89 anni e una energia straordinaria quella messa in scena dalla Libreria Ubik dalla giornalista, scrittrice e fondatrice del Manifesto Luciana Castellina, che insieme al professor Marco Barbieri e a Gemma Pacella ha raccontato il suo ultimo libro “Amori Comunisti”, edizioni Nottetempo, la storia di tre coppie fra Turchia, Creta e Stati Uniti. Intorno a Munewer Andac e Nàzim Hikmet, Arghirò Polichronaki e Nikos Kokovlìs, Sylvia Berman e Robert Thompson l’autrice costruisce una narrazione intessuta di ricordi, Storia e militanza politica.
La scrittrice si è burlata degli editori, quando ha ricordato la “visibile delusione” e lo sbigottimento del tema sugli amori comunisti, che non erano né i suoi né erano i pettegolezzi amorosi del Pci italiano.
“Queste storie le ho conosciute e le ho avute sempre dentro con la voglia di raccontarle. Sono una vetero comunista, sono stufa di parlare e sentire storie sugli errori e sugli orrori del comunismo. Ho voluto parlare anche degli amori, io che sono specialista in separazioni. Da queste storie vien fuori che è difficile far politica con passione senza aver provato un grande amore. È difficile cambiare l’umanità se non hai capito l’amore”.

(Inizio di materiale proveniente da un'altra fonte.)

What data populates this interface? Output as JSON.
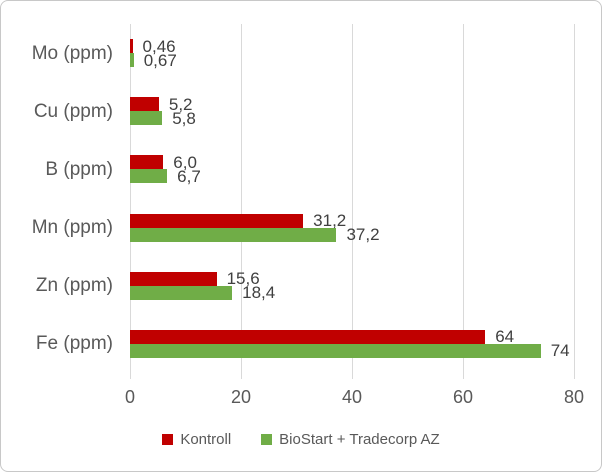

Secondo Castellina la politica può essere un elemento di grande unità e lo ha ribadito rammentando l’episodio della fidanzata di Luigi Di Maio, che ha deciso di lasciare il leader pentastellato, perché troppo occupato a far politica.
La politica ai suoi tempi e ai tempi delle tre storie narrate univa, rinsaldava l’unione amorosa e gli ideali politici.
Passione, sacrificio, tensione. È questo l’amore delle 3 coppie. La più intensa è quella del poeta, che in un verso scrive: “Io sono stato sempre innamorato”.
“Si è sempre innamorati di una donna, di un’idea. L’amore è una forza sovversiva che rompe gli schemi, ti trascina irreversibile dove non sai, ti induce a non aver paura della totalità”, ha detto ricordando un’epoca nella quale si era disposti a tutto per la politica. Vita pubblica e vita privata coincidevano. In una passione totalizzante, che aveva un forte senso etico, che la Castellina odierna, sempre più vicina al Papa e al cattolicesimo “non butta via”. “Cos’è la politica? È amore per gli altri, don Milani lo ha spiegato. Il mio problema è anche quello degli altri, uscirne tutti insieme è la politica. uscirne da soli è avarizia, il più sordido dei vizi. L’altro è una risorsa critica di me stesso”.
L’ex dirigente comunista ha sfatato anche alcuni luoghi comuni psicologistici sulle donne o alcuni cliché del Pci degli anni Cinquanta e Sessanta, ricordando l’immenso lavoro di Nilde Iotti e di Livia Turco nelle sezioni femminili. “Il gruppo bolscevico non è stato affatto bigotto- ha risposto a chi, citando Gaber, le ha domandato della difficoltà di vivere il privato e gli amori nel Pci- all’inizio c’era una impostazione molto libertaria, il rapporto tra uomo e donna cambia con l’arrivo delle nonne, che servivano per badare ai bambini. Le donne dovevano lavorare e la famiglia diventò la prima cellula, la prima unità produttiva. Lì nasce il perbenismo, che ispirò il Pci anche da noi”.